Comes an interesting article by Rick Anderson titled Open Access in the Real World. I don’t think that several of his points are on target, though.
First point:
“While choices made by authors, publishers, and librarians do have an effect on the information marketplace, their choices and actions have little or no effect on the deeper economic reality in which that marketplace exists. That reality is determined in fundamental ways by two simple facts over which the human players in the information economy have little control, and a productive and intelligent conversation must proceed from a recognition of these facts.”
Those facts are: “There is no such thing as free information” and “Information is not a public good.”
To say that authors, publishers, and librarians have little or no effect on the economic reality of the publication marketplace is a bit misleading. It strikes me that much the same thought must have crossed the members of the recording industry bigwigs when the digital music revolution began.

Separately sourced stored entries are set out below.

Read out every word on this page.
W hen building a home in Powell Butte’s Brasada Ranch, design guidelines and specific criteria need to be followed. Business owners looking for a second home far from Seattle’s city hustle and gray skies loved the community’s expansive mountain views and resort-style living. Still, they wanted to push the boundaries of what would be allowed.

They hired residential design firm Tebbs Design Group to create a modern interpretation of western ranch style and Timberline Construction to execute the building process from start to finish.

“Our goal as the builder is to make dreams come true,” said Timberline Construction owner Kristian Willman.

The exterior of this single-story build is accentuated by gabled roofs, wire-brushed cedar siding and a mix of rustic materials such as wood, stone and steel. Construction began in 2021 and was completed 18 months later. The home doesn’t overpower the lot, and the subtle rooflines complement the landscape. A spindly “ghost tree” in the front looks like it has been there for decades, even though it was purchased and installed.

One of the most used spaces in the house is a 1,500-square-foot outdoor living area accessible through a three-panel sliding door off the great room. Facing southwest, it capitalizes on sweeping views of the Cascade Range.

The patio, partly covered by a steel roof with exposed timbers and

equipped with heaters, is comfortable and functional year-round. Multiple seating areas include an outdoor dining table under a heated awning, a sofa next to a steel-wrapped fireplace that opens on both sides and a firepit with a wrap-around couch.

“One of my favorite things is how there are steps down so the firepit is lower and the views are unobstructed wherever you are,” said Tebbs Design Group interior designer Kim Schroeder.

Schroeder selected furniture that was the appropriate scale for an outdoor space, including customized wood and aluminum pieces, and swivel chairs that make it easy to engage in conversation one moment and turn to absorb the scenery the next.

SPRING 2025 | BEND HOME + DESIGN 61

In that case, it was even further down the information pipeline..it was the consumer that was creating the change.
While he does point out an often ignored point in his discussion of “free information,” again, I think we’ve missed something. Of course there are costs associated with the creation of information. There are also benefits of said creation. His discussion of the trade-offs of this binary ignores the ability for information to do dual duty. It isn’t impossible for information to both create a return (economic or no) to the author, and also to be available for free to the public.
As well, the costs for archival and such can be spread to such a degree that it is almost literally no cost, and systems to do such are getting better and better every day. Things like the Lots of Copies Keep Stuff Safe system from Stanford and the Freenet project provide systems where archival of information is nearly invisible, and the cost is incredibly small. The cost for a system that is capable of running the Lockss system would be less than $250 right now.